Avec l’économisme — qu’il ne faut pas confondre avec les sciences économiques, lieu de recherches, de débats et de doute — l’autonomisation du secourisme comme politique constitue un couple qui se donne à voir sur le mode de la blessure et du pansement d’urgence. Les dégâts produits par le maniement brutal des notions de productivité et de compétitivité, rapportés à une « cohésion sociale » qui s’aveugle sur l’anarchie des intérêts et des rapports de forces, n’ont plus comme remède qu’une « action sociale » démunie. Cette circularité « économisme-humanitarisme » ne fait que rendre plus cuisante l’absence béante de projet politique.

Elle peut révéler aussi l’intime liaison existant entre économisme et renonciation politique. Si l’économisme comme forme dogmatique a pour résultat de présenter un choix de politique économique comme le seul possible, alors il est nécessaire d’extraire du champ politique même les effets sociaux réels de ce choix et de les décrire sous les couleurs d’un champ radicalement différent : l’éthique. Laissons — au nom de la rationalité économique — se creuser les écarts de revenus, chuter le pouvoir d’achat des bas salaires, la fiscalité ponctionner uniquement le travail, etc., voilà le premier credo d’une politique réduite à l’économisme. Renvoyons dans l’éthique et le non-politique la question de l’organisation de la société, en est le second et la conséquence.

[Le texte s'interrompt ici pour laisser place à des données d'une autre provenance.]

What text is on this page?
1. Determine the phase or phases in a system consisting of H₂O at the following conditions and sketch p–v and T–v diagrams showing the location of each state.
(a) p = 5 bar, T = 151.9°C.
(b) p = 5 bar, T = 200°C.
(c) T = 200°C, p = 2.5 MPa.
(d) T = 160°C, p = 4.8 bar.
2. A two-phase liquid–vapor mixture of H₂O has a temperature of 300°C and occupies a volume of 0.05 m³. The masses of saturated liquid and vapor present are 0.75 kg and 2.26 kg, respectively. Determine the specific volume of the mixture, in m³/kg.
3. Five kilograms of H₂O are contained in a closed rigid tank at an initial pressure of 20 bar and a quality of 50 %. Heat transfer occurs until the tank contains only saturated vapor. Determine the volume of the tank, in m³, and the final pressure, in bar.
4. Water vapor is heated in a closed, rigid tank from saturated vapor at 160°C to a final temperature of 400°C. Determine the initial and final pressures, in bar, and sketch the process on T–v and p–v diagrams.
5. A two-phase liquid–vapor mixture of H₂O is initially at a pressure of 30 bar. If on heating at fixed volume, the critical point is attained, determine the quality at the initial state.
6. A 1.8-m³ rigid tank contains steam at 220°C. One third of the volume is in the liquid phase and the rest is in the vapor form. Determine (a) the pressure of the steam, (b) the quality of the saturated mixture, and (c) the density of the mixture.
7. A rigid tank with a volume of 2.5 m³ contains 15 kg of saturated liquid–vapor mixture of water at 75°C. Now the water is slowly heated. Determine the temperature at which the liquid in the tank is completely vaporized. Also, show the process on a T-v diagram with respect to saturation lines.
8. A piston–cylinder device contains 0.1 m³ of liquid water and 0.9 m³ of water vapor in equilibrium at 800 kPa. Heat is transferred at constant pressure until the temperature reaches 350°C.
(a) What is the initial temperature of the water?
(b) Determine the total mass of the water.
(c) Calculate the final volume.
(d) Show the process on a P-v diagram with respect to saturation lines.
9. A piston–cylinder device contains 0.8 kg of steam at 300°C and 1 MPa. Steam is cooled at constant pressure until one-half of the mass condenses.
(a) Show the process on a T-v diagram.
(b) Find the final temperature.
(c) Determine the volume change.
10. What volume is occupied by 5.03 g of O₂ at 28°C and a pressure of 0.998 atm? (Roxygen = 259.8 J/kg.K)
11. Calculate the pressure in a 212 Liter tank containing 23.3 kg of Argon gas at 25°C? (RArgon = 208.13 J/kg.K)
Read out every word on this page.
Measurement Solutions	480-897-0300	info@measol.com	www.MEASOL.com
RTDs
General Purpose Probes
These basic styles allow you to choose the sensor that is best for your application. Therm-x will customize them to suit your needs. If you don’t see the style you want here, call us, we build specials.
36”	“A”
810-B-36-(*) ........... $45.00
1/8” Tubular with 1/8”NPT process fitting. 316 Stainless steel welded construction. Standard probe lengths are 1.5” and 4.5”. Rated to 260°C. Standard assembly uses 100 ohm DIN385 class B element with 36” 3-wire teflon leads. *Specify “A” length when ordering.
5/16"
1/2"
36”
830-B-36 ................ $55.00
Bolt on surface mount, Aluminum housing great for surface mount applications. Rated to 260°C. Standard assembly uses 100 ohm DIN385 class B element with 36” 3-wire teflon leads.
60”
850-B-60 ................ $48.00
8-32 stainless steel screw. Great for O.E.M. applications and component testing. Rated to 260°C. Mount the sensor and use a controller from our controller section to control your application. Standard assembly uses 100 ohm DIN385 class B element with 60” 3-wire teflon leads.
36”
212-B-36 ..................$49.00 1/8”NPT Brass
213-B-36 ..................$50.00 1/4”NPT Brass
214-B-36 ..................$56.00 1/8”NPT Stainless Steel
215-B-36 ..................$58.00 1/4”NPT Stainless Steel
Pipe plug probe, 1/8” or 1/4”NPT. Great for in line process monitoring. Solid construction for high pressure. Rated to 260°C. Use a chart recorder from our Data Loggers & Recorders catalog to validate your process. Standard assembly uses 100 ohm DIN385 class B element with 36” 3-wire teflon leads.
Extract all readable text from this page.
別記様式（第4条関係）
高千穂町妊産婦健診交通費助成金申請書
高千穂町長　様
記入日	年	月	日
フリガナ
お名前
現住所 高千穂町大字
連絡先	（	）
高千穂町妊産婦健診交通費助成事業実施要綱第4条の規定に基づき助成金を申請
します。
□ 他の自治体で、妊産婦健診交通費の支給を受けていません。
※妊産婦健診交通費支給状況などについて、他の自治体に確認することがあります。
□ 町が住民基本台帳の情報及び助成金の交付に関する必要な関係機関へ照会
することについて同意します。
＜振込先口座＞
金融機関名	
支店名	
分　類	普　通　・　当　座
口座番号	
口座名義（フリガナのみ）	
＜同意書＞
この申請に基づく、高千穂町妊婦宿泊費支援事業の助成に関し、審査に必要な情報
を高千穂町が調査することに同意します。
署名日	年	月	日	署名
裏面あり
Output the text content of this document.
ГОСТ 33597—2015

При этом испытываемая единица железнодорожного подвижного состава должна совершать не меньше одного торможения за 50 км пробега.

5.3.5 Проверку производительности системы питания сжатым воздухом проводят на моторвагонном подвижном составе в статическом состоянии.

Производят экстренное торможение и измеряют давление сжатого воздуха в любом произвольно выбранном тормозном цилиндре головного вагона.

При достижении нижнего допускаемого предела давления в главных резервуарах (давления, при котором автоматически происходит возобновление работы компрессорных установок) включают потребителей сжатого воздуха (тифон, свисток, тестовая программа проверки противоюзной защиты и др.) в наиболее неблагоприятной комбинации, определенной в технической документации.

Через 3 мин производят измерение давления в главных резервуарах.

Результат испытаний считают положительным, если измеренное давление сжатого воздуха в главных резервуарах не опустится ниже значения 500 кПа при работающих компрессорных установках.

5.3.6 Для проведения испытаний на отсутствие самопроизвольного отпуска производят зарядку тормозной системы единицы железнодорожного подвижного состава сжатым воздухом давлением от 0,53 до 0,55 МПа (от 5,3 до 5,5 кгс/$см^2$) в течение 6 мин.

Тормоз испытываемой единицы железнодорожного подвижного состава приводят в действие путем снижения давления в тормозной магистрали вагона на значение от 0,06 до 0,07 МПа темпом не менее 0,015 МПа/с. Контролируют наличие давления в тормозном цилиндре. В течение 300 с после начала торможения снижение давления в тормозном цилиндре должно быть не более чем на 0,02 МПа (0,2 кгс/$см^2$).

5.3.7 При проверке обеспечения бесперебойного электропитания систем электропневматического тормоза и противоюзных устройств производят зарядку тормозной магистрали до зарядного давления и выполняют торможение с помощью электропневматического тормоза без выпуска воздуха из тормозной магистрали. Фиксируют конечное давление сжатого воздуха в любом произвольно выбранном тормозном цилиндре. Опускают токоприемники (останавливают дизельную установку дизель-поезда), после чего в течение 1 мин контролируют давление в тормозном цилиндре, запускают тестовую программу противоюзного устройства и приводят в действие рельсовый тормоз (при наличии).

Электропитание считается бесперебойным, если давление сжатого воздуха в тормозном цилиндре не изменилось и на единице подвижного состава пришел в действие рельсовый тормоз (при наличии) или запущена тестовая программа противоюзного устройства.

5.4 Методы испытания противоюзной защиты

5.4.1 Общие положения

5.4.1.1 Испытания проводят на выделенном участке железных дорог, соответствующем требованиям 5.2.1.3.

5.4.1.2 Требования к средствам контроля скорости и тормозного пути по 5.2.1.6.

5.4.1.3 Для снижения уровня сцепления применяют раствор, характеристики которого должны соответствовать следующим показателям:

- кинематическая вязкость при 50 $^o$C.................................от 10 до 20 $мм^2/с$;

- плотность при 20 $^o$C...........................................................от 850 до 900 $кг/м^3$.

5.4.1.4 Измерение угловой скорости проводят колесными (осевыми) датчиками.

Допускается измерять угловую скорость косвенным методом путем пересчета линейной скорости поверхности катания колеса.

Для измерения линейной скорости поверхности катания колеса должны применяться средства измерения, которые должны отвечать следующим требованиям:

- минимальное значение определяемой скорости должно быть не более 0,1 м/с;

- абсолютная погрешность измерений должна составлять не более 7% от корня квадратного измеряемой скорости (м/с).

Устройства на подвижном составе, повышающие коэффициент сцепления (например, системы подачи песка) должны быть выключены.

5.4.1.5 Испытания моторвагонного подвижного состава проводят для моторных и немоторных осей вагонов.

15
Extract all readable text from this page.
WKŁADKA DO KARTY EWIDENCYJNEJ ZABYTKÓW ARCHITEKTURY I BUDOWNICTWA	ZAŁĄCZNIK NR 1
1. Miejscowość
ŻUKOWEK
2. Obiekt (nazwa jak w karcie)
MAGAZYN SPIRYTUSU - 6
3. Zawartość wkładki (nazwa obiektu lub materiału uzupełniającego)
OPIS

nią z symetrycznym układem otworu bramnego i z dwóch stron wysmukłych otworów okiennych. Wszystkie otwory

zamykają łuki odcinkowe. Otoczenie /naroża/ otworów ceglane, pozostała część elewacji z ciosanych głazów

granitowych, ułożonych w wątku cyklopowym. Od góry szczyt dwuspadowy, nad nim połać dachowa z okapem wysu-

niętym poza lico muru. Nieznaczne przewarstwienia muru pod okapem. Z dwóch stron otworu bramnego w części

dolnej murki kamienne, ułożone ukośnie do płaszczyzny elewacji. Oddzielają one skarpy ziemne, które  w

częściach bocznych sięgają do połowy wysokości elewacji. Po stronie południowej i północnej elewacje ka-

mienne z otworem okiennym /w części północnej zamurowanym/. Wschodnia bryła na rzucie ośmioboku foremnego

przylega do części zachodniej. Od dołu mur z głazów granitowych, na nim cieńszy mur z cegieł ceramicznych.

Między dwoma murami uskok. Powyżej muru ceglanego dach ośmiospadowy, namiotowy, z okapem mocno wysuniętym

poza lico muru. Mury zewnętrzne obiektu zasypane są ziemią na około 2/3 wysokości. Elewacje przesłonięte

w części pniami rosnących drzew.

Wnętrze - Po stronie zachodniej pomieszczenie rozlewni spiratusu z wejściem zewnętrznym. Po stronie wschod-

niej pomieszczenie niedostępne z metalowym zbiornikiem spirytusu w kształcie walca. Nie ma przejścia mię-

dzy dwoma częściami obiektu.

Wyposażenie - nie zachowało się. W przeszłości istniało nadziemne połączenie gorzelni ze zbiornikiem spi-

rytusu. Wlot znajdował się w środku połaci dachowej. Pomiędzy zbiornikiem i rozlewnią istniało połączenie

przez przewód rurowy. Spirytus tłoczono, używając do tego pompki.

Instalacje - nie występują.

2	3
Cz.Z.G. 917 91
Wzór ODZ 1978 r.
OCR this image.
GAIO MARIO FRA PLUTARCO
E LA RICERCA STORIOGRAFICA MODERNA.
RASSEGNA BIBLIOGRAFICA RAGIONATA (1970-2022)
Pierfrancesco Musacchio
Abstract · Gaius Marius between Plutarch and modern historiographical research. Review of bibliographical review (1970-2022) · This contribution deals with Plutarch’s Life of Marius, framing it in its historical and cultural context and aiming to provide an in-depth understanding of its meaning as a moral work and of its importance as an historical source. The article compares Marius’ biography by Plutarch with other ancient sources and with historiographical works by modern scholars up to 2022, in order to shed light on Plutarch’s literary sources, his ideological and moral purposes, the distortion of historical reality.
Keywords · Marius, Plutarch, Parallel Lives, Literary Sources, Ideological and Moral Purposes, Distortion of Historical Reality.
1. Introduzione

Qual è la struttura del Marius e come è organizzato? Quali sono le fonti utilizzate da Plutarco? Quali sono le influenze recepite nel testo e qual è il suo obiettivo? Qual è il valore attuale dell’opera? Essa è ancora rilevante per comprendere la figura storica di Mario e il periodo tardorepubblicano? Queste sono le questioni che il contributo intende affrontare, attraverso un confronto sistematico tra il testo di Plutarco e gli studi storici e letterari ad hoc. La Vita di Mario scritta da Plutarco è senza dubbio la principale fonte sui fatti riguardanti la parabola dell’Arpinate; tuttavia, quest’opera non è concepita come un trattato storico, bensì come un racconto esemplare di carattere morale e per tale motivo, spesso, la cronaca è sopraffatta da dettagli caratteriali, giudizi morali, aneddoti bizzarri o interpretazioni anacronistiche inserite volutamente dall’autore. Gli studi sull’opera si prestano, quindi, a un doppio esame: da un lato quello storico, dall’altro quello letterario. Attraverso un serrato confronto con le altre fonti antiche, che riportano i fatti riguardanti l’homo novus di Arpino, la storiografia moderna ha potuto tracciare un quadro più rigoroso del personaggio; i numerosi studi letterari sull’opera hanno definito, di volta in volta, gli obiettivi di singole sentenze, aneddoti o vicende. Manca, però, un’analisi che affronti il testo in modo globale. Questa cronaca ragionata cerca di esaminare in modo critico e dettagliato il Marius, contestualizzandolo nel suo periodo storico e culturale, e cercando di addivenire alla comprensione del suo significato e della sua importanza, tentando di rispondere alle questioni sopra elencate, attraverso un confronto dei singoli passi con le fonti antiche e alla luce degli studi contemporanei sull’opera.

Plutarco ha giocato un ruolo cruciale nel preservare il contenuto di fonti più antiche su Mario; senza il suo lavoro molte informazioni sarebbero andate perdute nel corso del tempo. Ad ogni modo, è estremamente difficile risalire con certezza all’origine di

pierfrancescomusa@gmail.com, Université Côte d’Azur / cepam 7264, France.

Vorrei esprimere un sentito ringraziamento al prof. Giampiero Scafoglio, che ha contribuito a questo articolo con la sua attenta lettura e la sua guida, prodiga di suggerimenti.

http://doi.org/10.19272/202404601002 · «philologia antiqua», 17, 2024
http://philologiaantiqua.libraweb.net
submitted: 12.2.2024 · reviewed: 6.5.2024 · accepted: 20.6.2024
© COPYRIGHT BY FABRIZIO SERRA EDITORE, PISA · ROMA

C’est ce que signalait dans sa contribution au XIe Plan Bernadette Malgorn : « La cohésion sociale et la prévention de l’exclusion ne peuvent plus être confinées dans le champ du social. On ne peut prétendre en traiter par des politiques techniques spécifiques, même perfectionnées […]. La question qui se pose est donc de savoir quel type d’organisation sociale permet à l’ensemble de la population vivant dans notre pays […] de participer à son développement […]. La recherche de cohésion sociale remet en cause l’organisation sociale elle-même et les interventions des pouvoirs publics et des acteurs économiques et sociaux ».

Bâtir un projet politique, c’est construire du neuf et non pas maintenir ou restaurer. L’heure est à la compétition électorale et donc, malgré tout, à la discussion ouverte. Mais demain ? La démocratie ne s’arrêtera pas à l’élection du Président de la République. C’est, au contraire, alors qu’il deviendra encore plus nécessaire de la faire vivre. La cohésion sociale menacée n’est pas morte, elle demeure, en tant qu’outil, potentiellement utilisable même sous une autre forme. Lutter contre ce type de démarche, refuser sa logique sera encore une nécessité demain. « Car il n’est pas petit le pouvoir qu’un homme prend sur son semblable en s’arrogeant le droit de dicter des principes et des vérités intangibles et de lui faire avaler comme inné le principe par lequel il les enseigne dans son propre intérêt ».